Secondo tale rapporto nel 2017 in Italia l’energia da fonti pulite ha coperto quasi un quinto dei consumi, con ricadute positive sulle bollette.
Ben 12,6 miliardi di euro sono stati destinati alla promozione di produzione di energia elettrica prodotta da fonti rinnovabili.
Parchi eolici, centrali idroelettriche e sistemi a bioenergie sono stati gli impianti elettrici più incentivati, con 2.990 nuovi impianti entrati in esercizionel 2017.

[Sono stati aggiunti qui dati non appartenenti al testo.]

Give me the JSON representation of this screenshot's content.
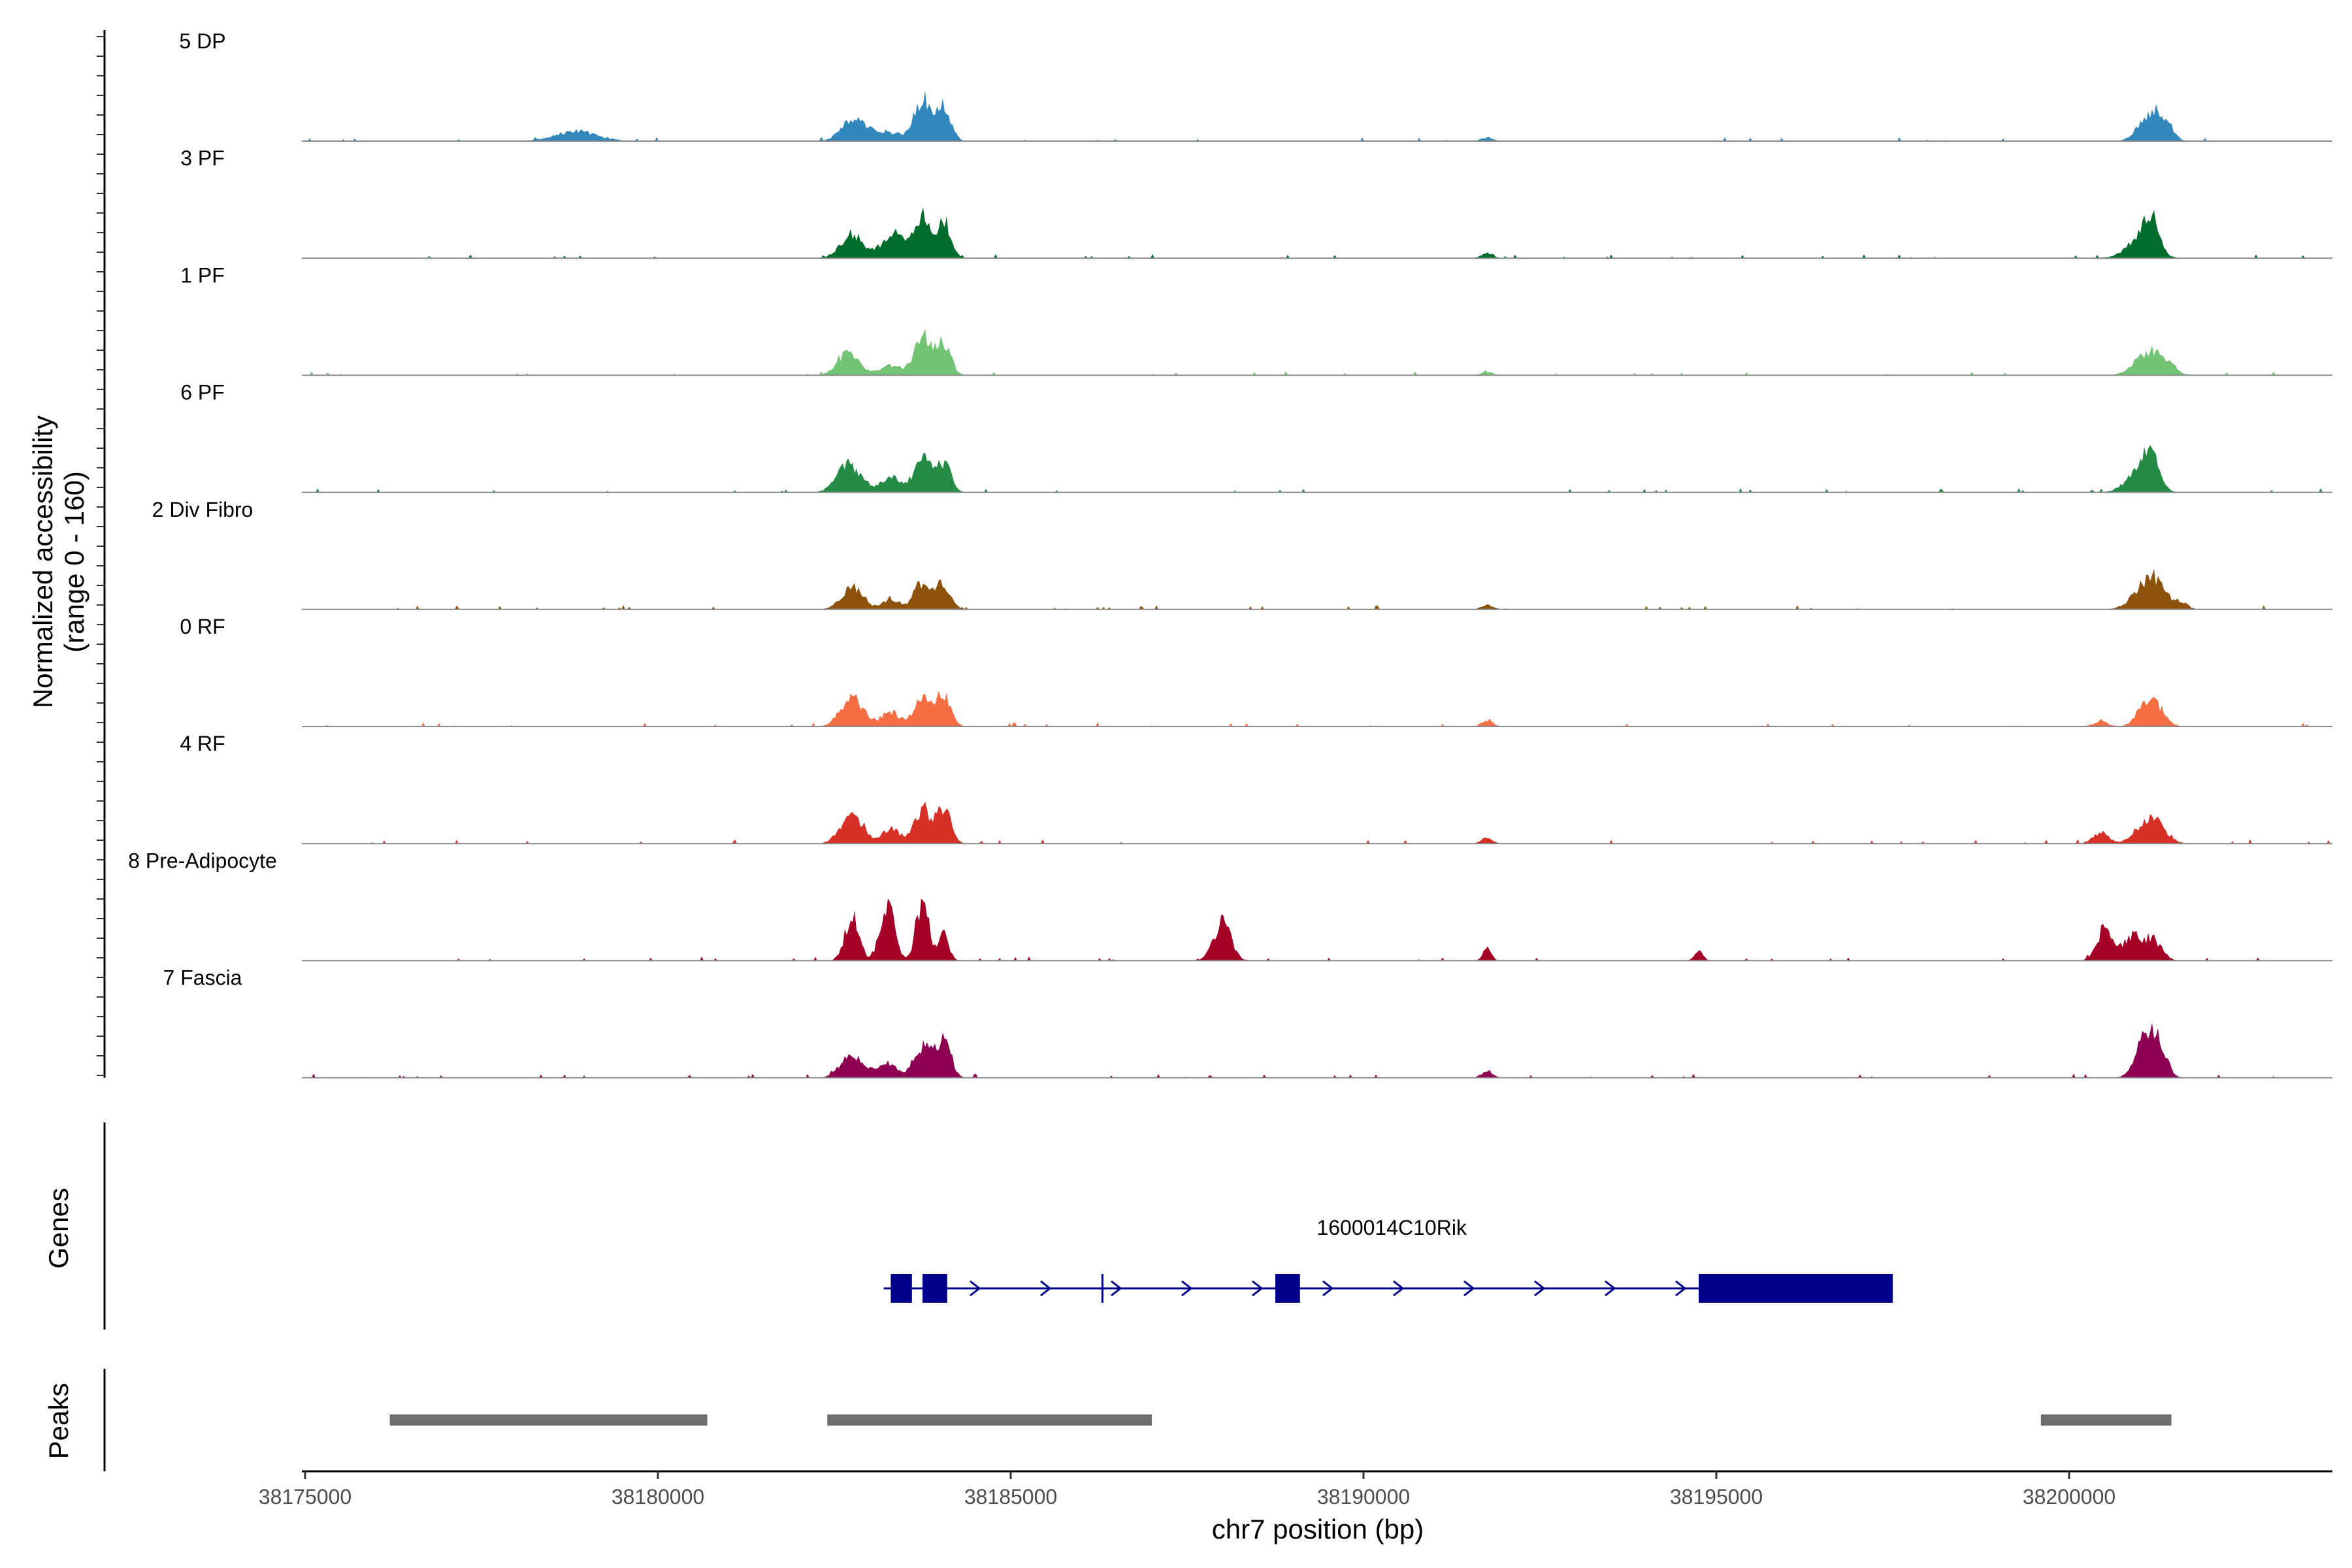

Per quanto riguarda l’efficienza energetica, nel 2017 il GSE, a fronte di 5.695 richieste, ha riconosciuto 5,8 milioni di Certificati Bianchi (62% in ambito industriale e 31% in ambito civile) consentendo così un risparmio di quasi 5 milioni di tonnellate equivalenti di petrolio.
In Italia l’energia da fonti pulite ha coperto quasi un quinto dei consumi, superando la soglia del 17% dei consumi soddisfatti mediante le energie rinnovabili.
Il presidente del Gse Francesco Sperandini ha sottolineato come “gli obiettivi fissati dalle Nazioni Unite sono fortemente perseguiti, l’Italia deve essere orgogliosa dei risultati raggiunti“, aggiungendo poi che “il nostro paese ha superato gli obiettivi europei al 2020 con sei anni di anticipo e a questo percorso virtuoso si è aggiunto un altro elemento importante, che è l’approvazione della Strategia Energetica Nazionale”.
Va sottolineato inoltre che quello della green economy è uno dei pochissimi comparti italiani che genera occupazione.
Si stima che gli occupati nella fase di esercizio e manutenzione degli impianti sono circa 38.000 nel settore delle rinnovabili elettriche e circa 34.000 in quello delle rinnovabili termiche.